On the downhill stretches Babu runs full-tilt, taking the lead and skirting meandering yak trains, dollar-a-day porters carrying 120-pound loads, and the occasional horrified Euro-trekker (we aren't exactly soaking up the scenery). Nima, clad in flimsy Chinese army-surplus canvas sneakers—Asia's answer to Chuck Taylors—stays right on Babu's tail. I try to keep pace without blowing a knee. On the uphills, however, I regain my lead. Grinning devilishly as I pass him, Babu warns me that things will be different once we're above 10,000 feet.

I'm still ahead by the time we get to the town of Lukla, where we spend the night. The next day we continue our yo-yoing on the five-hour walk to Namche Bazaar, a town of 1,647 people chiseled into a steep-walled cirque at 11,286 feet. We've arrived in the high country, the official opening to the Khumbu Valley.

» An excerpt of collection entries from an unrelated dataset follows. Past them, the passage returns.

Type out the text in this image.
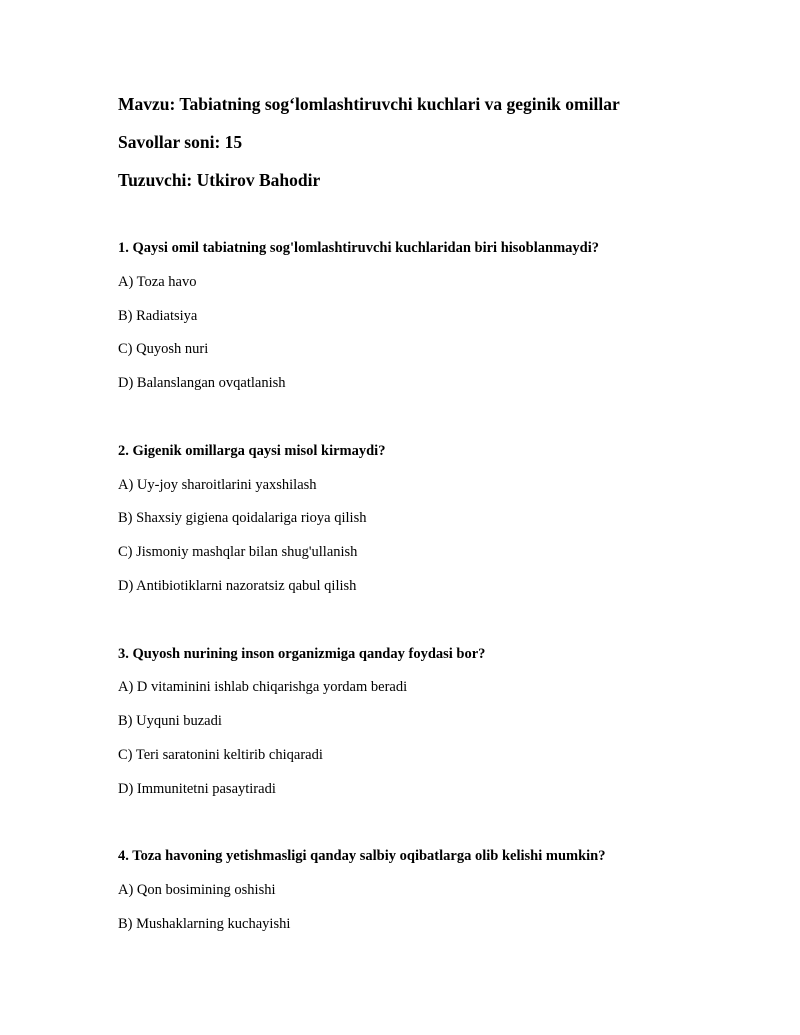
Mavzu: Tabiatning sog‘lomlashtiruvchi kuchlari va geginik omillar
Savollar soni: 15
Tuzuvchi: Utkirov Bahodir
1. Qaysi omil tabiatning sog'lomlashtiruvchi kuchlaridan biri hisoblanmaydi?
A) Toza havo
B) Radiatsiya
C) Quyosh nuri
D) Balanslangan ovqatlanish
2. Gigenik omillarga qaysi misol kirmaydi?
A) Uy-joy sharoitlarini yaxshilash
B) Shaxsiy gigiena qoidalariga rioya qilish
C) Jismoniy mashqlar bilan shug'ullanish
D) Antibiotiklarni nazoratsiz qabul qilish
3. Quyosh nurining inson organizmiga qanday foydasi bor?
A) D vitaminini ishlab chiqarishga yordam beradi
B) Uyquni buzadi
C) Teri saratonini keltirib chiqaradi
D) Immunitetni pasaytiradi
4. Toza havoning yetishmasligi qanday salbiy oqibatlarga olib kelishi mumkin?
A) Qon bosimining oshishi
B) Mushaklarning kuchayishi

Namche serves as the commercial center of the region, drawing people from several days away on foot to buy and sell goods every Saturday. Thanks to a nearby hydropower project, it boasts electricity, two Internet cafés, three bakeries, and a number of rooftops sporting enormous satellite TV dishes.

Babu checks us into the Panorama Lodge, where many Everest mountaineers stay, in part because a flat stretch of land behind the lodge is a perfect staging ground for the yak trains that supply Base Camp. The owner is Sherap Jangbu Sherpa, 46, a member of the growing class of wealthy, educated Sherpa businessmen who have taken advantage of the ever-growing tourist boom. In addition to running his successful lodge, Sherap Jangbu leads luxury treks for outfits like Butterfield & Robinson; he also provides a dramatic measure of how far Sherpas have come in just a few generations. "My grandfather was a farmer, my father was a trader, I'm a guide and hotel owner, and my son is going to be a software developer," he told me. Babu is trying to make the leap from Third World field hand to First World franchise in one generation.

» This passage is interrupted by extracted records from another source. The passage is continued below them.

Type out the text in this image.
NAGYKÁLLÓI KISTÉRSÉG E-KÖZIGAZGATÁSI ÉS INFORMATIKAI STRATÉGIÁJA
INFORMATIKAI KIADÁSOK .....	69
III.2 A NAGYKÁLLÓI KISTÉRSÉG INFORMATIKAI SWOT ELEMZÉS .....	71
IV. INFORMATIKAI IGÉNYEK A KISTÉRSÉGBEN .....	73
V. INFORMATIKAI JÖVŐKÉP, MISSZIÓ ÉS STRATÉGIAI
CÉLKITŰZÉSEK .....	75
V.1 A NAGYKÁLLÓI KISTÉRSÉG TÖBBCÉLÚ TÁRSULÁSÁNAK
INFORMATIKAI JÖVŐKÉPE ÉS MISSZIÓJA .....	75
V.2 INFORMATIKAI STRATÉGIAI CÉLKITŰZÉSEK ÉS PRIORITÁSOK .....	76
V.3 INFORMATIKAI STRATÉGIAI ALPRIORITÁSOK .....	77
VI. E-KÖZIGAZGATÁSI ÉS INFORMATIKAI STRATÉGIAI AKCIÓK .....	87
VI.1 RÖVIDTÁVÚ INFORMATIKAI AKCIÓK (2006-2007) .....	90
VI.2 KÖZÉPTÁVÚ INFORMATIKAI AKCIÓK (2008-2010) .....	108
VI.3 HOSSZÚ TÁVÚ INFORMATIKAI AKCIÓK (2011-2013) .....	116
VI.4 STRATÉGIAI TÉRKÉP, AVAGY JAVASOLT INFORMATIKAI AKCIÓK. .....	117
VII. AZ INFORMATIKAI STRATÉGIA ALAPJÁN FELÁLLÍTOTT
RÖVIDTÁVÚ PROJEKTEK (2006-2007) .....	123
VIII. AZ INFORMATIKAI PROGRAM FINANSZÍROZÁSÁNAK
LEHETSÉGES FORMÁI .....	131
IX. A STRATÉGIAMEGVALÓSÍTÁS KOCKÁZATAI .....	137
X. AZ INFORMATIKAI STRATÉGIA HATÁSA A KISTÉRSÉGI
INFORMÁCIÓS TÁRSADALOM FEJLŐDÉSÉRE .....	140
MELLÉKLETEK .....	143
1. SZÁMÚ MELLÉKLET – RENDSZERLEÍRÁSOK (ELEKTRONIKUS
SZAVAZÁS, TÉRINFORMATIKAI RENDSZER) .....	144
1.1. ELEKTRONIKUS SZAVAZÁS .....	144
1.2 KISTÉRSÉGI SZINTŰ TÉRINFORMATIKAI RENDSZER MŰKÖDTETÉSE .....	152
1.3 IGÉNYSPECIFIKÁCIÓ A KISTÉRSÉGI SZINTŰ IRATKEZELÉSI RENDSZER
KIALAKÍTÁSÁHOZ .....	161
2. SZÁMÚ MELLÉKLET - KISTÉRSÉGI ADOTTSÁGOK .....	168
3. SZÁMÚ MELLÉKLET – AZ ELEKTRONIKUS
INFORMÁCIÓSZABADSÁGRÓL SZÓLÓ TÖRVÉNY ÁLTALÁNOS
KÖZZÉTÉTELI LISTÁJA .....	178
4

He has been passing this way for over a decade, ever since he first got the opportunity to work on Everest in 1990. That year he signed on with an expedition led by Marc Batard, a Frenchman who a few years earlier had climbed from Base Camp to the summit in less than 24 hours. During Babu's first season on the mountain, Batard planned to attempt his next stunt: spending eight hours atop Everest and then immediately climbing neighboring Lhotse from Camp IV. Batard reached the summit and lasted two hours before fear of frostbite forced him to descend, abandoning his sleeping bag and a stove on the summit. Babu, stationed at the South Col, asked Batard if he could take a crack at the summit and got a thumbs-up. He dashed up alone, gathered Batard's stash, and hauled this proof that he had summited down to Base Camp. It was a formative experience in more ways than one: With Batard as a role model, Babu began to veer off the typical path for Sherpas.

The Panorama Lodge is also popular with trekkers, and here I meet the Seashols: Mike, Suzanne, and their sons, Matt, 28, and Pete, 24. The family takes one or two adventure-travel vacations a year. Mike is a software entrepreneur who has run 30 marathons, Suzanne is a preternaturally cheery and energetic trooper, Matt spent the last year traveling the world (42 countries, including Nepal), and Pete is a big-wall climber.

The Seashols love Sherpas. "I've never seen people with such an incredible strength-to-weight ratio," Mike tells me. "They're so strong! And humble. And gracious." Suzanne chimes in: "The best part about being with these people is that they are so gracious about sharing their culture. They're wonderful people. Every question I ask, they answer."

The Seashols register only one complaint. "It's been so hard to find people wearing traditional dress," says Matt over breakfast one morning. Just then I notice Babu entering the dining room wearing a red Mountain Hardwear WindStopper Flex jacket, a pair of khaki Mountain Hardwear Supplex Pack Pants, and a purple Mountain Hardwear WindStopper Nut Beret.